The Liberal government backed away from an attempted update of the sex ed curriculum in 2010 after protests by some religious leaders, including Charles McVety, president of Canada Christian College.
McVety said Monday that his “number 1 concern” in the revised curriculum is the teaching of gender identify.
“To teach children from a very young age that they may not be the gender of their body and that there may be six genders, this is what they mean by reshaping and reforming the way we think as a culture,” McVety said. “I don’t think that’s why we send our children to school.”
Sandals insisted the updated curriculum will be in place for the start of classes in September, regardless of any protests, and said Roman Catholic schools must also implement the new policy.
The Progressive Conservatives said the government should be open to making more changes to the curriculum once parents have had a look at it.
“They have a duty to listen to parents,” said interim PC Leader Jim Wilson. “This isn’t a law that we get to vote on here, this is a regulation, so it’s really important that you speak up if you have concerns.”
The Ontario Physical and Health Education Association called the curriculum update long overdue and cautioned critics against overreacting.

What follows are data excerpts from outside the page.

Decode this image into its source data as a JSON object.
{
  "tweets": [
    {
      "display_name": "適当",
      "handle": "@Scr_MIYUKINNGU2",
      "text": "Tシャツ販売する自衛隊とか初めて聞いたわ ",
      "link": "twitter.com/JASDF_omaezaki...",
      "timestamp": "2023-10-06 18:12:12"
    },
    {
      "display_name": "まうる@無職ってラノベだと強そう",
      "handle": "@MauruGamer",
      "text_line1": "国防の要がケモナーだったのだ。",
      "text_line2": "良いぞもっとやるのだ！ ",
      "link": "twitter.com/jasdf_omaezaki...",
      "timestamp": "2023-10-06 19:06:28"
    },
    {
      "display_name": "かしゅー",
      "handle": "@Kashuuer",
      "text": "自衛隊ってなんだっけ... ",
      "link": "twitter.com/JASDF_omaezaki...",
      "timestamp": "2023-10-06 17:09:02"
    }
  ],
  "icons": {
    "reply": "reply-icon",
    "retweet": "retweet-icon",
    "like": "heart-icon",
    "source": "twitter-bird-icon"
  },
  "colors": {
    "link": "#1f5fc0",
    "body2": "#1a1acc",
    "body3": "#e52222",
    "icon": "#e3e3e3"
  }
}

“The Opposition and everyone in the public and the media especially need to understand the content of the curriculum before we start forming opinions, before we start fear mongering,” said executive director Chris Markham.
Planned Parenthood praised the inclusion of consent in the revised curriculum, the lessons about online activities, as well as the decision to teach about puberty at an earlier grade.
“This is the curriculum catching up with where youth, parents and teachers are already at,” said spokeswoman Lauren Dobson-Hughes. “And it’s giving them the tools finally they need to understand some pretty complex issues in their lives.”